国土交通省はこのほど、「整備新幹線の取扱いについて」(政府・与党申合せ)を発表した。北陸新幹線金沢~敦賀間、北海道新幹線新函館北斗~札幌間、九州新幹線武雄温泉~長崎間の完成・開業時期の前倒しが図られる。

北陸新幹線W7系(2014年6月撮影)

今回の発表で、2012年6月に工事実施計画を認可した整備新幹線3区間に関して、「予定された事業費の範囲内で早期かつ集中的な投資を行うことで、その開業効果を早期に発揮させることは、国民経済上大きな意義を持つ」と国土交通省。「沿線地方公共団体の最大限の取組み」を前提に、当初予定より前倒ししての完成・開業をめざすという。

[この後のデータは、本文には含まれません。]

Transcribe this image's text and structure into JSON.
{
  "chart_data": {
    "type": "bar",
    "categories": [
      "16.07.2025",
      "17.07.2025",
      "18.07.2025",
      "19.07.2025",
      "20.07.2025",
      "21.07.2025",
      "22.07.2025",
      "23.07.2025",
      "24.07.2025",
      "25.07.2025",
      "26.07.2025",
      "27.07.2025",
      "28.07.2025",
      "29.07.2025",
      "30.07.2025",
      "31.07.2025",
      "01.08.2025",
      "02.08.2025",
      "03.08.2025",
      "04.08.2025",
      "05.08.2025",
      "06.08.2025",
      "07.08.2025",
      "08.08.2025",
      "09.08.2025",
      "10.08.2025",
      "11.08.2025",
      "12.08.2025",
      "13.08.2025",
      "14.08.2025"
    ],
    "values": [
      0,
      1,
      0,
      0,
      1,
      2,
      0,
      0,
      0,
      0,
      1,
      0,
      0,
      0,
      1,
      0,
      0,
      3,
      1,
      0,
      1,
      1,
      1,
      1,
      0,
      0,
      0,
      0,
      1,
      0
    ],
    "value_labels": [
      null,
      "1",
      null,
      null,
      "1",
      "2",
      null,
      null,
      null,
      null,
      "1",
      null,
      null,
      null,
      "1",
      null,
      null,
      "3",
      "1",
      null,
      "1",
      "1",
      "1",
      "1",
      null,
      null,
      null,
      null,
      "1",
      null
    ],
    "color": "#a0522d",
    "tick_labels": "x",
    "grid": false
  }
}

北陸新幹線は今年3月に長野~金沢間の開業を予定している。金沢~敦賀間は当初予定の2025年度から3年前倒しされ、2022年度末の完成・開業をめざす。金沢~福井間については、「在来線との乗換利便性を確保し、十分な開業効果をできる限り早期に発揮する」との観点から、今夏までに早期活用など検討を行うという。

九州新幹線武雄温泉~長崎間はフリーゲージトレインの導入を前提に整備される

北海道新幹線は2015年度末に新青森~新函館北斗間が開業予定。新函館北斗~札幌間は当初、2035年度の完成・開業予定とされたが、3年前倒しして2030年度末の完成・開業をめざすことに。九州新幹線武雄温泉~長崎間も、フリーゲージトレインの技術開発を推進しつつ、当初予定の2022年度から可能な限り完成・開業時期を前倒しする。

北陸新幹線金沢~敦賀間、北海道新幹線新函館北斗~札幌間、九州新幹線武雄温泉~長崎間では、完成・開業時期前倒しに必要な財源として、これらの区間の貸付料収入が前倒しして活用されることに。貨物調整金制度も見直され、現在整備中の新幹線が全線開業する2030年度までに、貸付料を財源とせず並行在来線に必要な線路使用料の確実な支払いを確保する新制度へ移行する。

2015年度の整備新幹線関係予算は整備新幹線建設事業費1,600億円、公共事業関係費755億円を計上。今後の整備新幹線の取扱いについて、必要に応じて随時見直しを行うという。